We Regret the Error …

Well, a couple posts down, I mildly celebrated the first story in my renewed freelance writing career, about a private space launch this coming Monday. And in the first couple of hours after my story was posted on Wired News, I got a couple of very nice notes from readers. But instead of wanting to tell me what a genius I am, they wanted to point out a mistake. I reported that SpaceShipOne rode on top of its carrier plane. That’s not necessarily logical, but that’s the way it looked to me in the pictures, and I’m not an aerospace engineer, so that’s what I wrote. It turns out that the spaceship is carried below the plane, not above it. As someone once said somewhere about a situation like this, or not at all like it, “Shitfire.”

One beauty of online publishing, as opposed to the print kind, is that you can fix an error like that right away.
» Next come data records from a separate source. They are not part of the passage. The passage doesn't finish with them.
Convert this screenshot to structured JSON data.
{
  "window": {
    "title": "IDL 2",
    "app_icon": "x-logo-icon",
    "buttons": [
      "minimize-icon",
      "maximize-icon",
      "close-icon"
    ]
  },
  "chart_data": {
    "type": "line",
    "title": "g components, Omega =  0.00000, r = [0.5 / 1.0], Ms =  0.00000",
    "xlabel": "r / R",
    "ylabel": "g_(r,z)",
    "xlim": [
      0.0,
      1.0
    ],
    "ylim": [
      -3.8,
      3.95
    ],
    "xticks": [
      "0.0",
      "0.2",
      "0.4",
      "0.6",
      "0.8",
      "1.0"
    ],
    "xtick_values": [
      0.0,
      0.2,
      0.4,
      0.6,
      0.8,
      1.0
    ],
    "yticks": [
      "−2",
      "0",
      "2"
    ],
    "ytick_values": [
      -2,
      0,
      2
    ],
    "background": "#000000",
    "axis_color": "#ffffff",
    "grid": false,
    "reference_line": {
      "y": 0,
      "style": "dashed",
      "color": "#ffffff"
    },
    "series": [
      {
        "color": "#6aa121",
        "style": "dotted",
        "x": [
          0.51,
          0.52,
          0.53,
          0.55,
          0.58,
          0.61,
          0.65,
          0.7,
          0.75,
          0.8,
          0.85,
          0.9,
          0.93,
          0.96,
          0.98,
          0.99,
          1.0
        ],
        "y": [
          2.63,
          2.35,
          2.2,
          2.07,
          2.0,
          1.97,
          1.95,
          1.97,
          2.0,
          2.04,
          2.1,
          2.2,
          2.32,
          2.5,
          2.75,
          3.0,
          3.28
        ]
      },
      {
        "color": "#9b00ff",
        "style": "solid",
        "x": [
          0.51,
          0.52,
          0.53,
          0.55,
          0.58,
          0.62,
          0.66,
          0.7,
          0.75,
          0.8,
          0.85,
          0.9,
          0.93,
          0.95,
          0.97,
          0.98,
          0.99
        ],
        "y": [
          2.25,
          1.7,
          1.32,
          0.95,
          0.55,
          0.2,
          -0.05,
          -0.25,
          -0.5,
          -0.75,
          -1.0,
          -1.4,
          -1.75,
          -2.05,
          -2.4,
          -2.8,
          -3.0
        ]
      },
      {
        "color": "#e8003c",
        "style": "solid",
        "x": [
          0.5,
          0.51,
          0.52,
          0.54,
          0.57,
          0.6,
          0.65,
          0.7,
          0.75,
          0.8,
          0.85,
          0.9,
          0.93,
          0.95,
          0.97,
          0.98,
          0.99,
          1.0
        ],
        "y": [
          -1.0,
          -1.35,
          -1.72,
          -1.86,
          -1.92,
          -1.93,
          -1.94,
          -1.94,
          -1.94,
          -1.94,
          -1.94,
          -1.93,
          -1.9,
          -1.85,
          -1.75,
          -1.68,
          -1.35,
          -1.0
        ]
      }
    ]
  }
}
So within about 20 minutes of sending off a correction, my original prose was changed to more accurately reflect reality.

And Speaking of Spaceflight

BoingBoing is hosting a blog account of preparation’s for Monday’s launch of SpaceShipOne from Mojave. Two posts so far: part one and part two. Nice on-the-ground color, along with valuable advice for the mini- or maxi-horde that might descend on Mojave for the launch: “BRING LOTS OF WATER! … Our rule of thumb out here: if you’re not peeing every couple of hours, you’re not drinking enough.”